The noted American historian David Kopf has written, "Ganguli's wife, Kadambini, was appropriately enough the most accomplished and liberated Brahmo woman of her time. From all accounts, their relationship was most unusual in being founded on mutual love, sensitivity and intelligence… Mrs. Ganguli's case was hardly typical even among the more emancipated Brahmo and Christian women in contemporary Bengali society. Her ability to rise above circumstances and to realize her potential as a human being made her a prize attraction to Sadharan Brahmos dedicated ideologically to the liberation of Bengal's women."

She was heavily criticised by the then conservative society opposing women liberation. After returning to India and campaigning for women's rights ceaselessly, she was indirectly called a 'whore' in the magazine 'Bangabashi', but that could not deter her determination. Her husband, Dwarkanath Ganguly, took the case up to the court and eventually won with a jail sentence of 6 months meted out to the editor Mahesh Pal.
Dwarakanath
Dwarkanath Ganguly ( 1844 –  1898) was a Brahmo reformer and novelist in Bengal of British India. He made substantial contribution towards the enlightenment of society and the emancipation of women. He dedicated his whole life for the cause of women emancipation and encouraged them to participate in every walk of life be it politics, social services etc and even helped them to form organizations of their own.

Ganguly was born at Magurkhanda village, Bikrampur, Dhaka (now in Bangladesh) on 20 April 1844. His father, Krishnapran Gangopadhyay, was a compassionate and humble man while his mother, Udaytara, belonged to a rich family, and was a strong willed woman. He was deeply influenced by his mother from childhood, who instilled into him love for truth and justice.

While studying in school he became strongly influenced by the writings of Akshay Kumar Dutta's 'Dharma Niti' that elaborated on the then prevalent social problems as polygamy, child marriage, inter-caste marriage and widow remarriage. He was deeply touched by the plight of the Bengali woman, and was influenced by Dutta‟s main thesis that “the first vital step to social regeneration is liberating woman from her bondage”. He began attempting to propagate Datta's ideas along with his socially conscious school friends. His reformist activities resulted in him failing to pass the Entrance Examination as he was unable to spend enough time on school curriculum. He turned out to be self taught thereafter.

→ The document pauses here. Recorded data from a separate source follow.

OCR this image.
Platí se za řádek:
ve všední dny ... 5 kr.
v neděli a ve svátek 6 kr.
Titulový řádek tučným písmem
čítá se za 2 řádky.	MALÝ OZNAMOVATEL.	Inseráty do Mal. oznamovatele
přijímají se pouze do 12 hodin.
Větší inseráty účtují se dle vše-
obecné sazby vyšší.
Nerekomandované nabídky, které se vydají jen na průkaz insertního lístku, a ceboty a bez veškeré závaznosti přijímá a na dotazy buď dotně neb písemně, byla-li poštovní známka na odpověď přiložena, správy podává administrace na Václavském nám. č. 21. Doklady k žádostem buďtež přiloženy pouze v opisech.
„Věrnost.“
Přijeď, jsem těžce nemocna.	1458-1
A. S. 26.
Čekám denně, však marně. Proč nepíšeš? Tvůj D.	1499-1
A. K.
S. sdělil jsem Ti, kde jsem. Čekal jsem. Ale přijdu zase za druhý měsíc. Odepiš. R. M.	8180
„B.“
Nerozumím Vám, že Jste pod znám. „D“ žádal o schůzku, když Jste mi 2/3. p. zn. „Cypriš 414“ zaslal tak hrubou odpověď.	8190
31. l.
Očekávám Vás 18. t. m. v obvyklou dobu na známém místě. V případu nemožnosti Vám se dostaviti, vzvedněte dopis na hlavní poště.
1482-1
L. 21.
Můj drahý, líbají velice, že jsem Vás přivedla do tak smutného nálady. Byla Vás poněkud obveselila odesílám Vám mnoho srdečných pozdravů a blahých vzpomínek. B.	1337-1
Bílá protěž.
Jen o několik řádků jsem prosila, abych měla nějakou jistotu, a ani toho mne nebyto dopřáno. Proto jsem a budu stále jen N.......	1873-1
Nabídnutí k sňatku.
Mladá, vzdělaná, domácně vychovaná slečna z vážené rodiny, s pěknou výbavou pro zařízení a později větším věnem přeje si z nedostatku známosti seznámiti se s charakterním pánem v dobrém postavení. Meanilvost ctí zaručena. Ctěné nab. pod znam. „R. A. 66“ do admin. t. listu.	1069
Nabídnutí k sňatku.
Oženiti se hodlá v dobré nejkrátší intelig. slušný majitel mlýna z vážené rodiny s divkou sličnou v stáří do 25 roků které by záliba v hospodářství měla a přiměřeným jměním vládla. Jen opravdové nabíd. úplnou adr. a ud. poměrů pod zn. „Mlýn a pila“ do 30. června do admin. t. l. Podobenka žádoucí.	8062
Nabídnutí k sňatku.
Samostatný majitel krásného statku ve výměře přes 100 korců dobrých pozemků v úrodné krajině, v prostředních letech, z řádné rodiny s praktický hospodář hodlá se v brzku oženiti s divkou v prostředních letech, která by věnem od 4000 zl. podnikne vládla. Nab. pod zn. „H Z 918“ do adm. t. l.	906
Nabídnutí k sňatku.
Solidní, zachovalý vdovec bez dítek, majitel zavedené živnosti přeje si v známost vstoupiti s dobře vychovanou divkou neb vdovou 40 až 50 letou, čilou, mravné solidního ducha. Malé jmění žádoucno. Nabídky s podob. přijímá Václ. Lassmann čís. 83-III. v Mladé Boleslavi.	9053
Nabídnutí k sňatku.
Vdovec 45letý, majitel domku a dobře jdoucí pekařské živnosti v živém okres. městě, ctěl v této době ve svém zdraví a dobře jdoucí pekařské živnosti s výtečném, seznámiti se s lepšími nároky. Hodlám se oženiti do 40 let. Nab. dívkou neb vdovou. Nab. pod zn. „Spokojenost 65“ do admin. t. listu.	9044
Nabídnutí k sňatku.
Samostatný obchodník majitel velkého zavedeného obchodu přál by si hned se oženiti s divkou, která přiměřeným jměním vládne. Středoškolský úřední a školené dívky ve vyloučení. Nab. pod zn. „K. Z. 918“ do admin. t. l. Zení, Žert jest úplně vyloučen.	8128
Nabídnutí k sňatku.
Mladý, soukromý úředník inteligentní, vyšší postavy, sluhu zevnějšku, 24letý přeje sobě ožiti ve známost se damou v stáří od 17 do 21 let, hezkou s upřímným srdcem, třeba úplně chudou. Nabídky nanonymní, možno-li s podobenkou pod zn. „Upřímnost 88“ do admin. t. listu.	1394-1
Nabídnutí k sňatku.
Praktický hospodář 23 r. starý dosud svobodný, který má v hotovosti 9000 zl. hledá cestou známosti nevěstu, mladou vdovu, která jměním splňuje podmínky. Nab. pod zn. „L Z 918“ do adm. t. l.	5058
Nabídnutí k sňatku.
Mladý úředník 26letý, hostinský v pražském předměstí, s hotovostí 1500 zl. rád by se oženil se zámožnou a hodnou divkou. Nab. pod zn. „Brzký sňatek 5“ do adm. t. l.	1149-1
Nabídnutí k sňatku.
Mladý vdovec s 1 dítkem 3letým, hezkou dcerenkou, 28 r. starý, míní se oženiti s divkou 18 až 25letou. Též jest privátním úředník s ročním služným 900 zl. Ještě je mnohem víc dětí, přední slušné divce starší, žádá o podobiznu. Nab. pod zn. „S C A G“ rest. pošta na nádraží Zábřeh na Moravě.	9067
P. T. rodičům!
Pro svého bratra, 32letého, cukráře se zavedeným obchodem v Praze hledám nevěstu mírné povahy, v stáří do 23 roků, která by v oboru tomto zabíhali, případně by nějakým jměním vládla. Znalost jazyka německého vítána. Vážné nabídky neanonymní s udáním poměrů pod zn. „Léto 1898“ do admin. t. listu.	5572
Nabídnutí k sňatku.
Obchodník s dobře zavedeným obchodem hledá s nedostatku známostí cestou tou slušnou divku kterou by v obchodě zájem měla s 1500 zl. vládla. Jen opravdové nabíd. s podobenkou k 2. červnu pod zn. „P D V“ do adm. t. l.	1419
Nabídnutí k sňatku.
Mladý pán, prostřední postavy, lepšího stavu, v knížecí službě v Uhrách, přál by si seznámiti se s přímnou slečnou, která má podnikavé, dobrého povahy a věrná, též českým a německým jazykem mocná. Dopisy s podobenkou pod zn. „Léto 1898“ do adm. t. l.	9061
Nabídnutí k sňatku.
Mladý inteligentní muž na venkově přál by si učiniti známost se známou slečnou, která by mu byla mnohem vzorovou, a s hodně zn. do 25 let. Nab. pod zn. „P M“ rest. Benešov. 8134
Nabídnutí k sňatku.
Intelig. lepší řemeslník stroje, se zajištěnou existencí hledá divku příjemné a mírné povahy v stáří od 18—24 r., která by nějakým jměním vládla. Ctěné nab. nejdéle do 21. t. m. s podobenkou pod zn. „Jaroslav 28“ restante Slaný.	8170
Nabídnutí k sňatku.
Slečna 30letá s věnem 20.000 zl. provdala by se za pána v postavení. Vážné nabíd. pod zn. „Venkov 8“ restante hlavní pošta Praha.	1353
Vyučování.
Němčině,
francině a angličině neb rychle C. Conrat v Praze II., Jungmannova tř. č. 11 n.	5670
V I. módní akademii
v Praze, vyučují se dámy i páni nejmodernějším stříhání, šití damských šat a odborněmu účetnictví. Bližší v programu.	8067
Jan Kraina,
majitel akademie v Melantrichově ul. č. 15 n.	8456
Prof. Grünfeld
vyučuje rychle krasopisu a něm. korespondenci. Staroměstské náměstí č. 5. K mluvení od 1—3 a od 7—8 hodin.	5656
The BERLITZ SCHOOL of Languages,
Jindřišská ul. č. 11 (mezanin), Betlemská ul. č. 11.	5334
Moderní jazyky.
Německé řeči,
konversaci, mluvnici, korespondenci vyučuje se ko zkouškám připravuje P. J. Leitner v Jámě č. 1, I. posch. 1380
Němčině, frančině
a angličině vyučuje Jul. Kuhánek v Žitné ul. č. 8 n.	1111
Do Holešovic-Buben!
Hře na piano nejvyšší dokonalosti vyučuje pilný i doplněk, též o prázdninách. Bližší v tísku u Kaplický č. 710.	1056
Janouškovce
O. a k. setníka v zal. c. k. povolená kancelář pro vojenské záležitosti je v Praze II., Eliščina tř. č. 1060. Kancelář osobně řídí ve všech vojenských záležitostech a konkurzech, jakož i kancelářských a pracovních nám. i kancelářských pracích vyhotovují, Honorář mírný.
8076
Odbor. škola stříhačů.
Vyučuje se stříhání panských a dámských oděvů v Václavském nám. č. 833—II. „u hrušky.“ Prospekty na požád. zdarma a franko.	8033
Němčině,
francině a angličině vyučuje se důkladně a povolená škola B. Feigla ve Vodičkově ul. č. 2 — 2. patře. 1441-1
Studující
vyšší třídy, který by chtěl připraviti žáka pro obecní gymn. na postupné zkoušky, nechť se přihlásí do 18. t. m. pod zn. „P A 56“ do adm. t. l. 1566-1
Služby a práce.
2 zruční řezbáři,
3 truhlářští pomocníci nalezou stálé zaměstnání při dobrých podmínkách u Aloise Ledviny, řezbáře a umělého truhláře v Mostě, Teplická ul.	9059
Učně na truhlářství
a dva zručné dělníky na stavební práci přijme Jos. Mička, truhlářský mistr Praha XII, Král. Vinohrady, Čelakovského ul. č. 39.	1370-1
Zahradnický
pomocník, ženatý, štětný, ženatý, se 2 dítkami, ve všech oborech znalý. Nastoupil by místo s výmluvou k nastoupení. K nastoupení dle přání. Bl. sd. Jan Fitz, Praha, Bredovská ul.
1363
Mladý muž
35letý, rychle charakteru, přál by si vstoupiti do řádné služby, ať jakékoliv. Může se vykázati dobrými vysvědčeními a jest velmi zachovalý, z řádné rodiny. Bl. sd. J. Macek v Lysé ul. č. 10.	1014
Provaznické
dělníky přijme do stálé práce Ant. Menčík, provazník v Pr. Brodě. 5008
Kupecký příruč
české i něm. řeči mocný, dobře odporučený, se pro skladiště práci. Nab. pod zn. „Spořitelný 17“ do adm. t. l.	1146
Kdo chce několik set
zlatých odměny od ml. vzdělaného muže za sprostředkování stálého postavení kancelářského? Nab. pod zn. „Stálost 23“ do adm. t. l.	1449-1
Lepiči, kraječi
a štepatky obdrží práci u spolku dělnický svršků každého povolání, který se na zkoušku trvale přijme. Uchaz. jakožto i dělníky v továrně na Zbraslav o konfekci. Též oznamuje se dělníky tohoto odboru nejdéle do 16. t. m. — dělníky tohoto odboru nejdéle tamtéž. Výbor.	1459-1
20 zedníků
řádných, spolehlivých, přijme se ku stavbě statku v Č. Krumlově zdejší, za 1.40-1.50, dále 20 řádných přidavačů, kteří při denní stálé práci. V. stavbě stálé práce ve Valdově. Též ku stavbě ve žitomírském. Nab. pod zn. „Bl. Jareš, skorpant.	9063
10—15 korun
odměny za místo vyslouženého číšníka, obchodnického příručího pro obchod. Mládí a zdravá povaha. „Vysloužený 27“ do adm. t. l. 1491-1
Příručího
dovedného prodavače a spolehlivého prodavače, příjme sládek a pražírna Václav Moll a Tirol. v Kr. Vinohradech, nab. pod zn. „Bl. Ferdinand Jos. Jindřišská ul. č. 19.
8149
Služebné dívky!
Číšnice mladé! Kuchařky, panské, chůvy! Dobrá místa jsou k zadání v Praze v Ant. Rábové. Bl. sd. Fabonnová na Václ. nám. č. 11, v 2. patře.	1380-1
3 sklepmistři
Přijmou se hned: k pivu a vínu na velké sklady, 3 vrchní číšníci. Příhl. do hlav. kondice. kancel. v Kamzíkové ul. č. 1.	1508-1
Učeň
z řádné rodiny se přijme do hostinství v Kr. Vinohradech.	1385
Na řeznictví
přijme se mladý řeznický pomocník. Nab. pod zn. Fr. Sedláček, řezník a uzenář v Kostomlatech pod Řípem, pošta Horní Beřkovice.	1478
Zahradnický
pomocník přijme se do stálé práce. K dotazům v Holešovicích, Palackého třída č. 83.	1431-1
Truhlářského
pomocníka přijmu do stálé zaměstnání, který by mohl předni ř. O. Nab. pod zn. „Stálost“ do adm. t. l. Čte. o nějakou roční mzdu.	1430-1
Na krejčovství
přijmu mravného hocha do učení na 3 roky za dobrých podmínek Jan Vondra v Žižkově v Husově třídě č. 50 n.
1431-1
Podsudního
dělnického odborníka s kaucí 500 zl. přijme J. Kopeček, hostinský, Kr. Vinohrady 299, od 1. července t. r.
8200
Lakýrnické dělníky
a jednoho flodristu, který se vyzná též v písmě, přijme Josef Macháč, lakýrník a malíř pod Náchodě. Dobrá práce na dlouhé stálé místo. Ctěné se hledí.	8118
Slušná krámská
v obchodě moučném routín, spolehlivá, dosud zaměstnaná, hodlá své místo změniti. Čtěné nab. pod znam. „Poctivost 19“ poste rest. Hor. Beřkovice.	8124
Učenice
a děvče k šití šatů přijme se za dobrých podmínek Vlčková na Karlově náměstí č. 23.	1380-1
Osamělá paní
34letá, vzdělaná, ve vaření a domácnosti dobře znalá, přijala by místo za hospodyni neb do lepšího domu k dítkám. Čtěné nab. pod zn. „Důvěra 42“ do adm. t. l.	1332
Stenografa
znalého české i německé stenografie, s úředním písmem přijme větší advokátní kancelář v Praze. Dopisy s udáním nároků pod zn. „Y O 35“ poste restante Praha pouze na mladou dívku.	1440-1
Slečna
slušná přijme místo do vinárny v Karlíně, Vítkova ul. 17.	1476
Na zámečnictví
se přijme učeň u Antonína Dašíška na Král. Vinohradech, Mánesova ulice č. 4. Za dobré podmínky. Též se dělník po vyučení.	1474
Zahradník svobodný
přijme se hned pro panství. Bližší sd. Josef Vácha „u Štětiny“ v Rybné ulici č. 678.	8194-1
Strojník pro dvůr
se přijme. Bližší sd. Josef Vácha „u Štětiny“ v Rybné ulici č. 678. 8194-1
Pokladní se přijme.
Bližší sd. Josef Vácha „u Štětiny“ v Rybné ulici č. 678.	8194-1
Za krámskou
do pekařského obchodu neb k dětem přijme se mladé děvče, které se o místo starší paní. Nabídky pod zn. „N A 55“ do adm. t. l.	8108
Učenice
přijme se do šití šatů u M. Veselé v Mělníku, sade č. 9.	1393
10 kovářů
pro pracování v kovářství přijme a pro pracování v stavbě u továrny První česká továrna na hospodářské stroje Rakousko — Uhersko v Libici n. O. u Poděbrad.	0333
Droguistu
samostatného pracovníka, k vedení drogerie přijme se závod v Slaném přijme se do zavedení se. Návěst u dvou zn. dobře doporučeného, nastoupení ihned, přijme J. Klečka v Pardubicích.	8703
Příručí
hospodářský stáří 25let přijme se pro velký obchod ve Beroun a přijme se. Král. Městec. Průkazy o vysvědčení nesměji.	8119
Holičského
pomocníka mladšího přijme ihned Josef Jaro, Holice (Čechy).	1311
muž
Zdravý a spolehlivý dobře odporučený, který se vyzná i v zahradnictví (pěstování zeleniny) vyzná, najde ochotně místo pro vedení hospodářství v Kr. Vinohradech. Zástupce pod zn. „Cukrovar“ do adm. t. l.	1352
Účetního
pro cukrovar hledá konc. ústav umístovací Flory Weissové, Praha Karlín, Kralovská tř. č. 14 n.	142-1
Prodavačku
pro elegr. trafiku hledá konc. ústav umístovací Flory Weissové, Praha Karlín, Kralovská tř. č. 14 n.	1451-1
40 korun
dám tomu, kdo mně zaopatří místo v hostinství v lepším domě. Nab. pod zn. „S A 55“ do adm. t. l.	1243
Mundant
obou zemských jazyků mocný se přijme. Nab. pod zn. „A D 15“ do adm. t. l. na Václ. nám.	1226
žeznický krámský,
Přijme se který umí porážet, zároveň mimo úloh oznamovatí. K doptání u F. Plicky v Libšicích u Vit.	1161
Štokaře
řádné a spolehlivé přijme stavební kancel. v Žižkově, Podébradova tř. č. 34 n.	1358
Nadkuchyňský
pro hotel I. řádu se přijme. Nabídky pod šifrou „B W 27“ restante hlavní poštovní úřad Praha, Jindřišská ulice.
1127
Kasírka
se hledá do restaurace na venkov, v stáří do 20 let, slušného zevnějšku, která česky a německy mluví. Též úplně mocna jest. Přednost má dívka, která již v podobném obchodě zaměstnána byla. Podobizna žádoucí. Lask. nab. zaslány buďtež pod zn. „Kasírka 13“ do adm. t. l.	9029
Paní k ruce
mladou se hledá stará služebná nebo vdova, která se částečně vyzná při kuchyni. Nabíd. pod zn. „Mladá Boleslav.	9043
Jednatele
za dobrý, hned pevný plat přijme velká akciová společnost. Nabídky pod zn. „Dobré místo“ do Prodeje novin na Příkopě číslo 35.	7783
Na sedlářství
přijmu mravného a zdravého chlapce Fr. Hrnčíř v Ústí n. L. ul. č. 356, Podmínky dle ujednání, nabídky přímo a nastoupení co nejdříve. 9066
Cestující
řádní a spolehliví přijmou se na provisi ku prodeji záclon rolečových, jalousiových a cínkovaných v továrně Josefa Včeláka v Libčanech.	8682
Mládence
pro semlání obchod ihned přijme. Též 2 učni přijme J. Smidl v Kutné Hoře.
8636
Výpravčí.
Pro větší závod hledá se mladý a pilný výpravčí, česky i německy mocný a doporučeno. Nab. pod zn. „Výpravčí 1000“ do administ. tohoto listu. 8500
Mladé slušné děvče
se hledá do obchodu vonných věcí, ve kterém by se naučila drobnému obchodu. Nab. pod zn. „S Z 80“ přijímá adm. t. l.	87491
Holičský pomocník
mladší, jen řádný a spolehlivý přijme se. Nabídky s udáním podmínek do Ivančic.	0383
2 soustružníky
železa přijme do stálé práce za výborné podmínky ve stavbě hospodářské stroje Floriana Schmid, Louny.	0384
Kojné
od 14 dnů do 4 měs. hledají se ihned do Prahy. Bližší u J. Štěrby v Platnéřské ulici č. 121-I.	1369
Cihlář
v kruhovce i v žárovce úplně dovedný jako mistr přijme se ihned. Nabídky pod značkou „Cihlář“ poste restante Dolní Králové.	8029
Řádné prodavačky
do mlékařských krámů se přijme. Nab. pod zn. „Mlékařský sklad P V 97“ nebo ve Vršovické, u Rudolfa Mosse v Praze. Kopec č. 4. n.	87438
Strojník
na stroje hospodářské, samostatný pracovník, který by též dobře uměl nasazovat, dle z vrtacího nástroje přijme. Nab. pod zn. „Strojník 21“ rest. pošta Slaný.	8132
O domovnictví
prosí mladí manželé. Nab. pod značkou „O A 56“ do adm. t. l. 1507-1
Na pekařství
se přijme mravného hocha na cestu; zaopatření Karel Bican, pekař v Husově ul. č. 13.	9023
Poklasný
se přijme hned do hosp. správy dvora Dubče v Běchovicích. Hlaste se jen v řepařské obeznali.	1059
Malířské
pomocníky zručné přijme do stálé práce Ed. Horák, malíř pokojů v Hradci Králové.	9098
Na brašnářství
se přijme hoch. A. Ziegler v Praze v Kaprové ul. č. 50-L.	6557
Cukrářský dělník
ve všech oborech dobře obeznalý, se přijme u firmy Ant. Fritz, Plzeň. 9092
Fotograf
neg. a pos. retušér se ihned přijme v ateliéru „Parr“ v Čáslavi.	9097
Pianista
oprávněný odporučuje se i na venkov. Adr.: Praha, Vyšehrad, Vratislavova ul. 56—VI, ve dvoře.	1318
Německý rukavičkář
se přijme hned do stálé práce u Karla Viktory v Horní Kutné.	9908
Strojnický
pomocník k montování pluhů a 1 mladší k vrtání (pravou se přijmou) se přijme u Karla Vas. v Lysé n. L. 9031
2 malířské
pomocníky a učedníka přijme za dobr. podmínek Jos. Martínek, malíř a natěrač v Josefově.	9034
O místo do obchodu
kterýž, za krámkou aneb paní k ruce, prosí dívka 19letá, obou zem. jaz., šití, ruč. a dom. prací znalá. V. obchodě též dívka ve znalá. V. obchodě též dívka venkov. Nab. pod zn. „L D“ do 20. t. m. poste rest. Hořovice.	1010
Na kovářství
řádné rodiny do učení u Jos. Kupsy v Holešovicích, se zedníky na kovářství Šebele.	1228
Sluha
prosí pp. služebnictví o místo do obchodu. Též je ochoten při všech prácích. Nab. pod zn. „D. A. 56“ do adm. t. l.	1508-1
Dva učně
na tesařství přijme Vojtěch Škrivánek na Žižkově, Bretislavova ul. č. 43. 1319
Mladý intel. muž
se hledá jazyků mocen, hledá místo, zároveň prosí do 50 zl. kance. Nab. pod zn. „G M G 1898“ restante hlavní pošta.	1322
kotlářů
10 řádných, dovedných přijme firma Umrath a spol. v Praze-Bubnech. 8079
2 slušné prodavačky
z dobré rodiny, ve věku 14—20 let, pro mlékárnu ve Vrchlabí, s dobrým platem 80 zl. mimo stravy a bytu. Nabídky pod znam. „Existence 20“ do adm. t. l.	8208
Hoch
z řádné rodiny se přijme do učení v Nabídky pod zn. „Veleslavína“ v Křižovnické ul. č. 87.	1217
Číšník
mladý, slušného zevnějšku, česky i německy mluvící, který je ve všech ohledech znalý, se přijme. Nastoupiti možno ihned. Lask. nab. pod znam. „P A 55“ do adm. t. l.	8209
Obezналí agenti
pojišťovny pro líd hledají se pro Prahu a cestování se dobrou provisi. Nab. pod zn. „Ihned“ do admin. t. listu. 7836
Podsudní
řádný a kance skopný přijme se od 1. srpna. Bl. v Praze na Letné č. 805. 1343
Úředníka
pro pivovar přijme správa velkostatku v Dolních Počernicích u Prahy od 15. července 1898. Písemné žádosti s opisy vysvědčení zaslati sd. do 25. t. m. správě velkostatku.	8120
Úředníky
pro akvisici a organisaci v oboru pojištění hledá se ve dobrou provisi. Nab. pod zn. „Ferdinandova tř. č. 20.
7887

In those days, it was customary for  Brahmin men to practice polygamy, which formed a way to earn money in way of gifts presented to the groom by the bride's father. When Dwarkanath was 17 years old, he heard about the honor killing of a girl,who had strayed from her course, by poisoning her. On realizing that it was common practice in orthodox upper caste families, he vowed not to go in for polygamous marriage. This incident also pained Dwarkanath to such an extent that he began to empathize towards the condition of women in society. His failure in the Entrance Examination combined with increasing disagreement with his relatives and the local people over his progressive ideas of social reform, made him leave home in search of an independent livelihood. His vow to monogamy and work to the cause of improving women‟s position in society, made him grow steadily in stature as a social reformer. He started his teaching career and worked at Sonarang, Olpur in Faridpur and in the minor school at Lonsingh (now all are in Bangladesh).

A number of years after the death of his first wife, he re-married, in 1883, Kadambini Ganguly nee Bose, one of the first woman graduates in the British Empire. Dwarkanath fought for her admission into Calcutta Medical College and secured it. 

He had eight children from both his marriages. His eldest daughter, Bidhumukhi, from his first alliance was married to Upendra Kishore Ray Chaudhuri.